Stage IV: The tumor has grown through the layer of fatty tissue and the outer layer of fibrous tissue that surrounds the kidney. Or cancer cells have spread to nearby lymph nodes or to the lungs, liver, bones, or other tissues.
Renal cell carcinoma (RCC) is the most common form of kidney cancer. Most RCCs are found incidentally, by imaging studies such as ultrasound, CAT scan or MRI, performed for unrelated medical problems. A nephrectomy, whether partial, simple or radical, is usually performed when the diagnosis of RCC is made; the surgery may be open or laparoscopic.
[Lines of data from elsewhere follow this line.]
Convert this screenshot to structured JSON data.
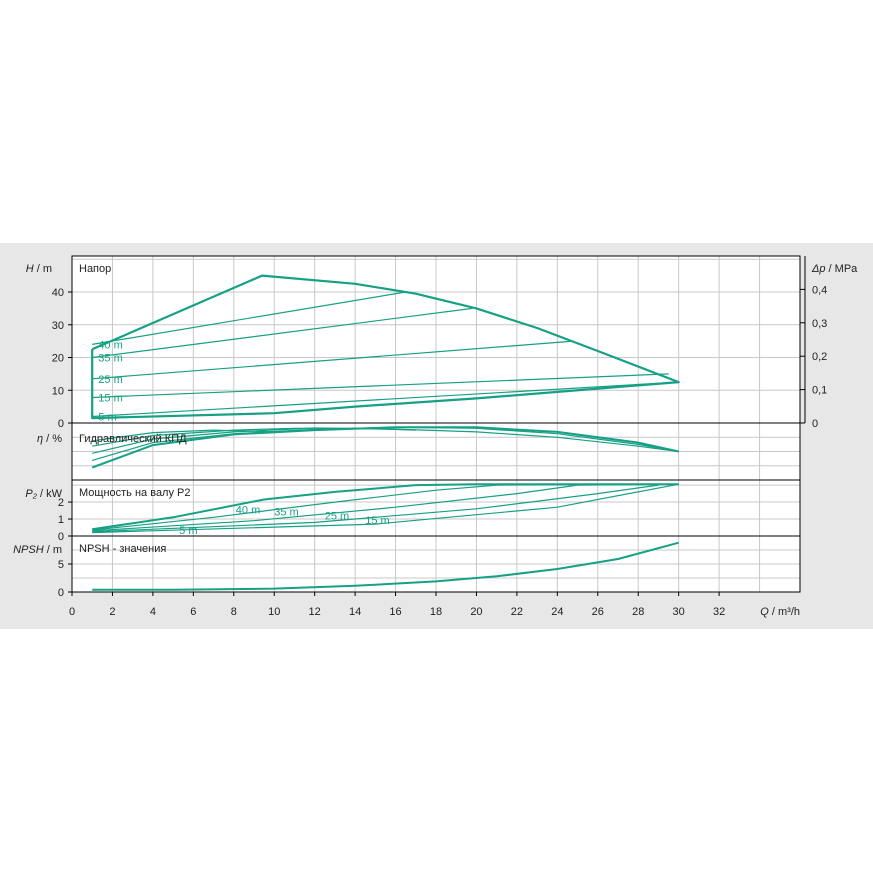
{
  "colors": {
    "panel_bg": "#e7e7e7",
    "plot_bg": "#ffffff",
    "grid": "#c8c8c8",
    "curve": "#16a085",
    "axis": "#000000"
  },
  "chart_data": [
    {
      "type": "line",
      "title": "Напор",
      "ylabel": {
        "symbol": "H",
        "unit": "m"
      },
      "y2label": {
        "symbol": "Δp",
        "unit": "MPa"
      },
      "xlim": [
        0,
        36
      ],
      "ylim": [
        0,
        51
      ],
      "yticks": [
        "0",
        "10",
        "20",
        "30",
        "40"
      ],
      "y2ticks": [
        "0",
        "0,1",
        "0,2",
        "0,3",
        "0,4"
      ],
      "envelope": [
        [
          1,
          22.5
        ],
        [
          9.4,
          45
        ],
        [
          14,
          42.5
        ],
        [
          17,
          39.5
        ],
        [
          20,
          35
        ],
        [
          23,
          29
        ],
        [
          26,
          22
        ],
        [
          30,
          12.5
        ],
        [
          26,
          10.5
        ],
        [
          20,
          7.5
        ],
        [
          14,
          5
        ],
        [
          10,
          3
        ],
        [
          1,
          1.5
        ],
        [
          1,
          22.5
        ]
      ],
      "series": [
        {
          "label": "40 m",
          "values": [
            [
              1,
              24
            ],
            [
              16.5,
              40
            ]
          ]
        },
        {
          "label": "35 m",
          "values": [
            [
              1,
              20
            ],
            [
              19.8,
              35
            ]
          ]
        },
        {
          "label": "25 m",
          "values": [
            [
              1,
              13.5
            ],
            [
              24.8,
              25
            ]
          ]
        },
        {
          "label": "15 m",
          "values": [
            [
              1,
              7.8
            ],
            [
              29.5,
              15
            ]
          ]
        },
        {
          "label": "5 m",
          "values": [
            [
              1,
              2
            ],
            [
              30,
              12.5
            ]
          ]
        }
      ]
    },
    {
      "type": "line",
      "title": "Гидравлический КПД",
      "ylabel": {
        "symbol": "η",
        "unit": "%"
      },
      "series": [
        {
          "label": "",
          "values": [
            [
              1,
              3.5
            ],
            [
              4,
              9.8
            ],
            [
              8,
              12.8
            ],
            [
              12,
              14
            ],
            [
              16,
              14.8
            ],
            [
              20,
              14.8
            ],
            [
              24,
              13.5
            ],
            [
              28,
              10.5
            ],
            [
              30,
              8
            ]
          ]
        },
        {
          "label": "",
          "values": [
            [
              1,
              5.5
            ],
            [
              4,
              10.5
            ],
            [
              8,
              13
            ],
            [
              12,
              14.2
            ],
            [
              16,
              14.8
            ],
            [
              20,
              14.5
            ],
            [
              24,
              13
            ],
            [
              28,
              10
            ],
            [
              30,
              8
            ]
          ]
        },
        {
          "label": "",
          "values": [
            [
              1,
              7.5
            ],
            [
              4,
              11.5
            ],
            [
              8,
              13.5
            ],
            [
              12,
              14.6
            ],
            [
              16,
              14.3
            ],
            [
              20,
              13.5
            ],
            [
              24,
              12
            ],
            [
              28,
              9.5
            ],
            [
              30,
              8
            ]
          ]
        },
        {
          "label": "",
          "values": [
            [
              1,
              9.5
            ],
            [
              4,
              12.5
            ],
            [
              8,
              14
            ],
            [
              11,
              14.5
            ],
            [
              14,
              14.5
            ],
            [
              17,
              14
            ]
          ]
        },
        {
          "label": "",
          "values": [
            [
              1,
              11
            ],
            [
              4,
              13.3
            ],
            [
              7,
              14
            ],
            [
              10,
              13.5
            ]
          ]
        }
      ]
    },
    {
      "type": "line",
      "title": "Мощность на валу P2",
      "ylabel": {
        "symbol": "P₂",
        "unit": "kW"
      },
      "yticks": [
        "0",
        "1",
        "2"
      ],
      "series": [
        {
          "label": "40 m",
          "values": [
            [
              1,
              0.4
            ],
            [
              5,
              1.1
            ],
            [
              9.5,
              2.15
            ],
            [
              13,
              2.6
            ],
            [
              17,
              3.0
            ],
            [
              20,
              3.05
            ],
            [
              30,
              3.05
            ]
          ]
        },
        {
          "label": "35 m",
          "values": [
            [
              1,
              0.35
            ],
            [
              7,
              1.1
            ],
            [
              13,
              2.0
            ],
            [
              18,
              2.7
            ],
            [
              21,
              3.0
            ],
            [
              30,
              3.05
            ]
          ]
        },
        {
          "label": "25 m",
          "values": [
            [
              1,
              0.3
            ],
            [
              9,
              0.9
            ],
            [
              16,
              1.7
            ],
            [
              22,
              2.5
            ],
            [
              25,
              3.0
            ],
            [
              30,
              3.05
            ]
          ]
        },
        {
          "label": "15 m",
          "values": [
            [
              1,
              0.25
            ],
            [
              12,
              0.8
            ],
            [
              20,
              1.6
            ],
            [
              26,
              2.5
            ],
            [
              29,
              3.0
            ]
          ]
        },
        {
          "label": "5 m",
          "values": [
            [
              1,
              0.2
            ],
            [
              15,
              0.7
            ],
            [
              24,
              1.7
            ],
            [
              30,
              3.05
            ]
          ]
        }
      ]
    },
    {
      "type": "line",
      "title": "NPSH - значения",
      "ylabel": {
        "symbol": "NPSH",
        "unit": "m"
      },
      "yticks": [
        "0",
        "5"
      ],
      "series": [
        {
          "label": "",
          "values": [
            [
              1,
              0.4
            ],
            [
              5,
              0.4
            ],
            [
              10,
              0.6
            ],
            [
              14,
              1.1
            ],
            [
              18,
              1.9
            ],
            [
              21,
              2.8
            ],
            [
              24,
              4.1
            ],
            [
              27,
              5.9
            ],
            [
              30,
              8.8
            ]
          ]
        }
      ]
    }
  ],
  "x_axis": {
    "ticks": [
      "0",
      "2",
      "4",
      "6",
      "8",
      "10",
      "12",
      "14",
      "16",
      "18",
      "20",
      "22",
      "24",
      "26",
      "28",
      "30",
      "32"
    ],
    "symbol": "Q",
    "unit": "m³/h"
  }
}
Patients with metastatic kidney cancer often receive sunitinib malate (Sutent).
Small renal masses (SRMs) present a particular challenge because they have a malignancy rate of from 70 to 80 percent but distinguishing them from renal cysts is difficult because of their small size (less than 4 centimeters in maximum dimension). While not long ago radical nephrectomy was the gold standard, the current approach to treating an SRM is to preserve as much as possible of the healthy part of the kidney not involved with the mass. To individualize the treatment based on factors such as the particular SRM, age and comorbidities, Jefferson’s Small Renal Mass Clinic offers a multidisciplinary approach, involving urologic oncologists and interventional radiologists, all of whom have specialized training in the latest minimally invasive techniques for the treatment of SRMs, including laparoscopic and robotic partial and radical nephrectomy and laparoscopic and percutaneous cryotherapy, as well as the more traditional open partial nephrectomy.